Invest in a laptop with multiple USB ports to increase its usefulness and flexibility. Verify that the USB ports are USB 2 (the upgraded technology is substantially quicker than the previous USB 1.0). Because the in-built pointing devices are so awkward, you should get a USB mouse as soon as possible.

In addition to having LAN connectivity, all laptops also include built-in modems. Card slots allow you to read and write to memory cards (such as those used in cameras) on some laptops.
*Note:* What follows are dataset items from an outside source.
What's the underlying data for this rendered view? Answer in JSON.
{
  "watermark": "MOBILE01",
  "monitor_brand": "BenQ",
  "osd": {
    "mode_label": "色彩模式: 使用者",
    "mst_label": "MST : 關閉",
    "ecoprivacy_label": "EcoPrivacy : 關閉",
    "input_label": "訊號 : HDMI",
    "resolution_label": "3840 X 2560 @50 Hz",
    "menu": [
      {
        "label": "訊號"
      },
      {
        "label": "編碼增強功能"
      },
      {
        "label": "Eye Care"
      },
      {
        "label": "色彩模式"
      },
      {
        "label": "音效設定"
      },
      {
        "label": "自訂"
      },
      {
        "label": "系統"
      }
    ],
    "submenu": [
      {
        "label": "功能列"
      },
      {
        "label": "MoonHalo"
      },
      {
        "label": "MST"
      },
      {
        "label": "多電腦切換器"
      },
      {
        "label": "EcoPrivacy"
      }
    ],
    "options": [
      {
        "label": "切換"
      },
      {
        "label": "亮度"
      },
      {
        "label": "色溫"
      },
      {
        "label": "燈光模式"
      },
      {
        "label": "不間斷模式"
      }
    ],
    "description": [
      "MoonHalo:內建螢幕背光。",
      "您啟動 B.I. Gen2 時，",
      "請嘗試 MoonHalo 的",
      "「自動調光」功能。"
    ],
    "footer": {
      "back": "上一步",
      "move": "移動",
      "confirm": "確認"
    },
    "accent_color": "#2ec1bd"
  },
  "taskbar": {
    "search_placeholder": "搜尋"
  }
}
Typical laptops come preloaded with Windows XP and some other essential applications. Not even Microsoft Office is provided. It’s up to you to install additional programs. Some businesses offer Linux as an operating system to cut costs, but I suggest going with Windows instead unless you’re strapped for cash. Ensure you keep the original recovery CDs safe, but make copies when you acquire your new laptop. When going on a long trip, take the documents with you.

Now that you have this information buy the most excellent laptop you can afford. You should start your search with laptops from Compaq and Toshiba. In most cases, Compaq will save you money over Toshiba. I used a Compaq laptop initially, but I eventually switched to a Toshiba since I liked it more. This is a matter of taste, so please don’t take it personally. Since Compaq and Toshiba are well-known brands, repairs are not a problem in most countries. Determine where the closest service center is and keep that information close at hand.

A laptop is an investment that is rarely repeated. So, pick wisely. Verify the scope of the warranty, both domestically and abroad. Remember that not all laptop manufacturers will honor international security, and you may have to return the item to the place of purchase. Before you go ahead and buy the laptop, it’s essential to get this straight.

Be careful with your computer. Buy a surge protector to avoid damage. Please don’t touch the notebook while it’s on. Also, the cardinal rule is to never multitask with a hot beverage like tea or coffee and a laptop.

I am an officer in the Merchant Marines stationed in Mumbai. When I’m not at sea, I relax by checking out new music, reading a good book, or swimming. I have learned a lot about computers over the years that might be helpful to others who are not technically savvy. I feel compelled to help others by imparting this knowledge to them.